6. De beoordeling van de gronden van het verzet

6.1 Zoals de voorzitter heeft overwogen dient het voor rekening en risico van klager te komen dat de betaling niet vóór 17 maart 2011 maar pas op 17 maart 2011 is ontvangen bij de gerechtsdeurwaarder. De door klager in verzet aangevoerde gronden werpen naar het oordeel van de Kamer dan ook geen nieuw licht op de beslissing van de voorzitter, die de Kamer juist acht. Voorts bieden deze gronden geen aanknopingspunten om de motivering van de beslissing aan te passen. Het verzet kan daarom niet slagen en dient ongegrond te worden verklaard

7. Op grond van het voorgaande wordt beslist als volgt.

BESLISSING

De Kamer voor Gerechtsdeurwaarders:

-                     verklaart het verzet ongegrond.

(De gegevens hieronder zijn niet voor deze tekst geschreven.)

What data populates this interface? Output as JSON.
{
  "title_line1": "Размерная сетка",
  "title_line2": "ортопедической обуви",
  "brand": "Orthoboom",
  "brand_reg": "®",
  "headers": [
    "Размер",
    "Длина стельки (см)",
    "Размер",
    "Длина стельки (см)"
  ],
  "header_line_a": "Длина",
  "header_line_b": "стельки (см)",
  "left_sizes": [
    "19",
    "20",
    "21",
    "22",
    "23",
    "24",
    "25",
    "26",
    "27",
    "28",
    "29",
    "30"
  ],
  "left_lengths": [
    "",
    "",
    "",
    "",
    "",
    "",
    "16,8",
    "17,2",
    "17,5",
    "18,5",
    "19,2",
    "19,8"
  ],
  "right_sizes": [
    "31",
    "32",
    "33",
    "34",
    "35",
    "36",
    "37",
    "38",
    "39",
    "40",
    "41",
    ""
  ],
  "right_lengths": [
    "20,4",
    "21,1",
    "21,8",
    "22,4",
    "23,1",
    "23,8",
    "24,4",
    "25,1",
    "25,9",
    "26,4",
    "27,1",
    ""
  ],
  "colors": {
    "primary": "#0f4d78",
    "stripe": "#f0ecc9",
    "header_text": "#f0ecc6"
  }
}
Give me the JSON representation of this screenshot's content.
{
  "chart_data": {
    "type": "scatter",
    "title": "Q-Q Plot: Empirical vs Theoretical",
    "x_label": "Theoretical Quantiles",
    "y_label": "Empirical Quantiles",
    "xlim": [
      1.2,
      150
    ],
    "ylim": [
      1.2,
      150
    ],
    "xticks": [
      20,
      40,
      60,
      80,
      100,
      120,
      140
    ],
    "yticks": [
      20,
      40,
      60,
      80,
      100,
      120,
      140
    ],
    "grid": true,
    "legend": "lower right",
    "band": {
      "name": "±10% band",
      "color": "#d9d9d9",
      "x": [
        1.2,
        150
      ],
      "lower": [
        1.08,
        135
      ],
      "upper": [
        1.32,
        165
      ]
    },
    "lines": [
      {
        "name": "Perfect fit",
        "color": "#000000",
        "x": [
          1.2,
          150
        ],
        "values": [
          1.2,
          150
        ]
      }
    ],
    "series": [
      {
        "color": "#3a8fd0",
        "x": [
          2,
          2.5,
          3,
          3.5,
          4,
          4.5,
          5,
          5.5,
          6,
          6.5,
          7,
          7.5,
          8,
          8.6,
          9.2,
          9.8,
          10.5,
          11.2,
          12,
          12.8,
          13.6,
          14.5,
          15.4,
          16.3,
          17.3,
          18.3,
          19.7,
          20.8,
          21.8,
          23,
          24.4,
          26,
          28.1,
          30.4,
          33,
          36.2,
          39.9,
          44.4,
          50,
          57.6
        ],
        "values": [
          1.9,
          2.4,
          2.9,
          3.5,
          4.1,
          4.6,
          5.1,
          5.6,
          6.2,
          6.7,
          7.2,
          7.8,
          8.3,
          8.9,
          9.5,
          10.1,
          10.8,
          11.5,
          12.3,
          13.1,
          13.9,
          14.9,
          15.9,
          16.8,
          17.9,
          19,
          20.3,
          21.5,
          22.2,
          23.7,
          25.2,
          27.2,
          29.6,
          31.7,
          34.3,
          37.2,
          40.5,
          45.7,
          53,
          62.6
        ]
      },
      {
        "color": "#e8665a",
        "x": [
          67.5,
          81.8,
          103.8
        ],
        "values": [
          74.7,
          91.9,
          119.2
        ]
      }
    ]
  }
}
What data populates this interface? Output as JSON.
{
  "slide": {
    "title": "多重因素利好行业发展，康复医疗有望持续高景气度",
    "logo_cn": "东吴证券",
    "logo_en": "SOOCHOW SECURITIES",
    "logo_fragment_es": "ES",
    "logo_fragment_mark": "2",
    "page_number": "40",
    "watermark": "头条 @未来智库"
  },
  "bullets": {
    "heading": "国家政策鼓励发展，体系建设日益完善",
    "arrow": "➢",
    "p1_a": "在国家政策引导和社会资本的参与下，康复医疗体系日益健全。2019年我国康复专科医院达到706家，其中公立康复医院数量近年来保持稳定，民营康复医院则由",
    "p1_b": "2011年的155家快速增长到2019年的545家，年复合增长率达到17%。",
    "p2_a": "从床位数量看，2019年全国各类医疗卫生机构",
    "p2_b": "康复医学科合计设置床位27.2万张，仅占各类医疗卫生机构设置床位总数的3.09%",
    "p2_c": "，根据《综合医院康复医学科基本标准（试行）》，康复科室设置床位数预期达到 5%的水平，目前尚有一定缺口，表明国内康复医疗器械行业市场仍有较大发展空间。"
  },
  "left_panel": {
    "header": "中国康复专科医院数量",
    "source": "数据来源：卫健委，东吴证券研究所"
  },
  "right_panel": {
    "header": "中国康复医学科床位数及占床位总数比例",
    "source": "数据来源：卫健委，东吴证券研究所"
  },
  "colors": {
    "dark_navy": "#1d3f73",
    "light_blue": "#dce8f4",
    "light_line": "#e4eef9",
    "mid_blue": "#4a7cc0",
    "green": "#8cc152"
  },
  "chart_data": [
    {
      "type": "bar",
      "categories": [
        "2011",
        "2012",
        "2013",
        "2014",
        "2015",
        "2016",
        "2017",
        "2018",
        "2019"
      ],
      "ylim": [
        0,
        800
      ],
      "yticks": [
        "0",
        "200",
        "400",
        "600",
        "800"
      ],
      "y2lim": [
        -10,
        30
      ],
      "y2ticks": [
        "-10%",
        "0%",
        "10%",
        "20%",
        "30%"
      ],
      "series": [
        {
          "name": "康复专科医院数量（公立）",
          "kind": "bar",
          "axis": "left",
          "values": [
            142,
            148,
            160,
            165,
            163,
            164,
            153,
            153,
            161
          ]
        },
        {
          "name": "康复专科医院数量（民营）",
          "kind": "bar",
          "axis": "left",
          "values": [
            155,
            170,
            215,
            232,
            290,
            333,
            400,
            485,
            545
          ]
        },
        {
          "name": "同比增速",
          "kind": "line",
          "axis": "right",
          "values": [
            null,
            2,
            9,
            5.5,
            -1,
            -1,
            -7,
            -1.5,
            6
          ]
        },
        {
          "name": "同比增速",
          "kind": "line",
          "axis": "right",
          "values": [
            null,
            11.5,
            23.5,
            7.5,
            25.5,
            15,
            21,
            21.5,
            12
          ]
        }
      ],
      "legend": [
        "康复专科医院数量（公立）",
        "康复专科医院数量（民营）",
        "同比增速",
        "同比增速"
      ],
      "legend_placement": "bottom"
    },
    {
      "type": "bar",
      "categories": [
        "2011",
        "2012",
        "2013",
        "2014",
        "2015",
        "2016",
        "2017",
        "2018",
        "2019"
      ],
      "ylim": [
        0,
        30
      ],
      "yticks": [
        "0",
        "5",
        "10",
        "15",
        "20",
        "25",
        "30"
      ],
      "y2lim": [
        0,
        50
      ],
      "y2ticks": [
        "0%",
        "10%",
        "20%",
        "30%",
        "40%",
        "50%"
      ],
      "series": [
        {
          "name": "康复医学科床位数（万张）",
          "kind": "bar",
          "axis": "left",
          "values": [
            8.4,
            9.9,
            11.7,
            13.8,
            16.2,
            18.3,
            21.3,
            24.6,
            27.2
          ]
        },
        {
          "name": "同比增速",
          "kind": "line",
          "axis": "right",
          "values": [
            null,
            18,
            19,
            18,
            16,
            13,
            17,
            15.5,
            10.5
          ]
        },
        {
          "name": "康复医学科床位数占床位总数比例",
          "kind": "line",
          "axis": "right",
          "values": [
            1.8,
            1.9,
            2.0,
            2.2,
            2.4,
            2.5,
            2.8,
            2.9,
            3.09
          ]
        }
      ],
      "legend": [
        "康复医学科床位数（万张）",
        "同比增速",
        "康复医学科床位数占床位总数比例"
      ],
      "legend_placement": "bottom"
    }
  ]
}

Aldus gegeven door mr. H.M. Patijn, plaatsvervangend-voorzitter, en mr. C.W. Inden en J.C.M. van der Weijden , (plaatsvervangend) leden en uitgesproken ter openbare terechtzitting van 27 december 2011 in tegenwoordigheid van de secretaris.

Op grond van het bepaalde in artikel 39, vierde lid, van de Gerechtsdeurwaarderswet staat tegen deze beslissing geen rechtsmiddel open.